The family album, travel diary, and scrapbook is still alive and well in the digital age, except now it appears in websites like Flickr and Youtube. Historians are S-L-O-W-L-Y coming to terms with all this, and public historians and historians interested in memory, have been quickest off the mark. I have had really good success teaching undergraduate students (a first-year class in "Landscape and History" and a third-year class in "Historical Representations") taking advantage of the accessibility of these digital archives. Here is what we do:
1) Students are asked to read Steve High, "Deindustrializing Youngstown: Memories of Resistance and Loss following ‘Black Monday’, 1977–1997," History Workshop Journal, 54, 1 (2002): 100-121.
In that article, Steve makes several important points, but among these is how the narratives of loss told about Youngstown, including those by Bruce Springstreen in his "Youngstown", followed closely the narratives of loss told about the American Midwest during the Great Depression, by people like John Steinbeck.

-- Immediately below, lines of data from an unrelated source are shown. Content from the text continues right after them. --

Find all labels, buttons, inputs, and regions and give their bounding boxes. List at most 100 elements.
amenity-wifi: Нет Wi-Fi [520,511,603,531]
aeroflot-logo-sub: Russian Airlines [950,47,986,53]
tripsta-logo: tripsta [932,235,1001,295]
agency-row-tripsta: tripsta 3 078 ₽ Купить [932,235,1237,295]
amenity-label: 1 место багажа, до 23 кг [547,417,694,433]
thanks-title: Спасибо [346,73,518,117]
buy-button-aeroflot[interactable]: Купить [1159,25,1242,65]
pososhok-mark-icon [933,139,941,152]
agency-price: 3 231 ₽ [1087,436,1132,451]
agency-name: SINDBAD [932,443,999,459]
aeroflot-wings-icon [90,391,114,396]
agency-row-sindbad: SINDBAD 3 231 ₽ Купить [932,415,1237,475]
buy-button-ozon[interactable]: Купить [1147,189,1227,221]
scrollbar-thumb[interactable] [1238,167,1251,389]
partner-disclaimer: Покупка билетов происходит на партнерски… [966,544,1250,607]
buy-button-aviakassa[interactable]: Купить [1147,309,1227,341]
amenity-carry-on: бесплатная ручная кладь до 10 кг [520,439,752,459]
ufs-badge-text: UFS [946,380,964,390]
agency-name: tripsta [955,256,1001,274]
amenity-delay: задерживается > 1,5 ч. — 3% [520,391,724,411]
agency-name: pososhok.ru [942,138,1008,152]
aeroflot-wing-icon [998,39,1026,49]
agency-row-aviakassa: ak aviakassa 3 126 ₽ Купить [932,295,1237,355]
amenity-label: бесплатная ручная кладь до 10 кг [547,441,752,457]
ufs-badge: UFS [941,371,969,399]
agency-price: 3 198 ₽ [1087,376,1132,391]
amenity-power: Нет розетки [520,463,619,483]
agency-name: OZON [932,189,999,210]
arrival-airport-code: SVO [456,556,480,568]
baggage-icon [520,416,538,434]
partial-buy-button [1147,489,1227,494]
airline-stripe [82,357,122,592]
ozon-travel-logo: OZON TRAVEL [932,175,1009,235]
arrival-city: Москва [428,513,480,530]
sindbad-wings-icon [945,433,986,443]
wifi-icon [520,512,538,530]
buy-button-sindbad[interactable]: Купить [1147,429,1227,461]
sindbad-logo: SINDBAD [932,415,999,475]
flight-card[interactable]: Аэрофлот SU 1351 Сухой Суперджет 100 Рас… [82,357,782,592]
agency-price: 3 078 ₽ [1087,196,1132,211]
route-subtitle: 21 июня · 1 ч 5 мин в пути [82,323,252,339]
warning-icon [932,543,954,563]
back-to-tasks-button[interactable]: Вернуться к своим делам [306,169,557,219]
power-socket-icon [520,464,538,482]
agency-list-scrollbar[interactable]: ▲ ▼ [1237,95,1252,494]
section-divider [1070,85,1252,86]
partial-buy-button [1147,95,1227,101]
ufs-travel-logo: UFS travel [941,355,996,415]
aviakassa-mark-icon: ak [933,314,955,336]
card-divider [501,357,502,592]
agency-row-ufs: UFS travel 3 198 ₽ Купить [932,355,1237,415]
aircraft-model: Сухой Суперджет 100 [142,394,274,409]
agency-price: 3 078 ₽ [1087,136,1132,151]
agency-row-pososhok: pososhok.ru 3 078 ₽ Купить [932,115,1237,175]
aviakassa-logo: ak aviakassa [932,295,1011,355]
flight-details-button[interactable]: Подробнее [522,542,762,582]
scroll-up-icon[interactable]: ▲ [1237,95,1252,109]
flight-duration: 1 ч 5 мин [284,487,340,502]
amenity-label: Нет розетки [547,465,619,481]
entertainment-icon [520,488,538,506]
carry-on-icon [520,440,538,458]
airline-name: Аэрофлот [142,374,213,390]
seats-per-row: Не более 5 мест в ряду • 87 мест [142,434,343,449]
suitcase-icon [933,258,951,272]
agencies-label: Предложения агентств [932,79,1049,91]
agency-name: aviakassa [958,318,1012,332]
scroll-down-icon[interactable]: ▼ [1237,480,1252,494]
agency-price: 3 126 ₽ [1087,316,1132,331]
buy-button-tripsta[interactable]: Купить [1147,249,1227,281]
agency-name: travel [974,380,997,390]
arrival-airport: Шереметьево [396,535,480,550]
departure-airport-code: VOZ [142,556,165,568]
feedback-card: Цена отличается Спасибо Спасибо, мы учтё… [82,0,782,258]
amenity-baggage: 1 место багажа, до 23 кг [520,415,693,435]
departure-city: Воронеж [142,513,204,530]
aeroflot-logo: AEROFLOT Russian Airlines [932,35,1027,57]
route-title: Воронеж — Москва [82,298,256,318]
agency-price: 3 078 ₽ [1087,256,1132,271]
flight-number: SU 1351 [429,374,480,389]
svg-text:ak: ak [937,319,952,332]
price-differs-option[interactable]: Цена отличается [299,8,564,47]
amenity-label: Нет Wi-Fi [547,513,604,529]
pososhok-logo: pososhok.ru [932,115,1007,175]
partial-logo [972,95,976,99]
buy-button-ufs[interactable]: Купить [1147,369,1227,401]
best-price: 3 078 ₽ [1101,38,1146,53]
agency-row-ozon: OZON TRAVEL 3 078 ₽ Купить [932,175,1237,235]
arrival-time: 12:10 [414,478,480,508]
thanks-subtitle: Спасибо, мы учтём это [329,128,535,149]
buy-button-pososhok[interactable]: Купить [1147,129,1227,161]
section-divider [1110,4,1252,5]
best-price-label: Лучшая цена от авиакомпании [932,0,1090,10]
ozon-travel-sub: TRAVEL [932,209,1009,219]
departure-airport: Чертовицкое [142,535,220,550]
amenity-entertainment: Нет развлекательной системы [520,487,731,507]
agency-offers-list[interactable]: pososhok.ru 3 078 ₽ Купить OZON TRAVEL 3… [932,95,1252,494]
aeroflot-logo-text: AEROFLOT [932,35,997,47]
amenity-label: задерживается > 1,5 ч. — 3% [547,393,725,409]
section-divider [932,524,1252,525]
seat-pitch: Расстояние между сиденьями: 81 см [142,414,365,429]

2) Before discussing Steve's article in much depth, I begin class by showing the following:
Not only do students "get it", more importantly this exercise opens up far ranging discussions about the urge to document place, self, community and so forth, through things like mash-up music videos. They wander back into their own experiences, and those of their family, and start to talk about things like "family albums, travel diaries, and scrapbooks". This requires only a modest amount of intervention from me. Students have a terrific capacity for, and interest in, working through stuff from their own lives but from a perspective they had not yet considered. To me this is what being in a university classroom is all about.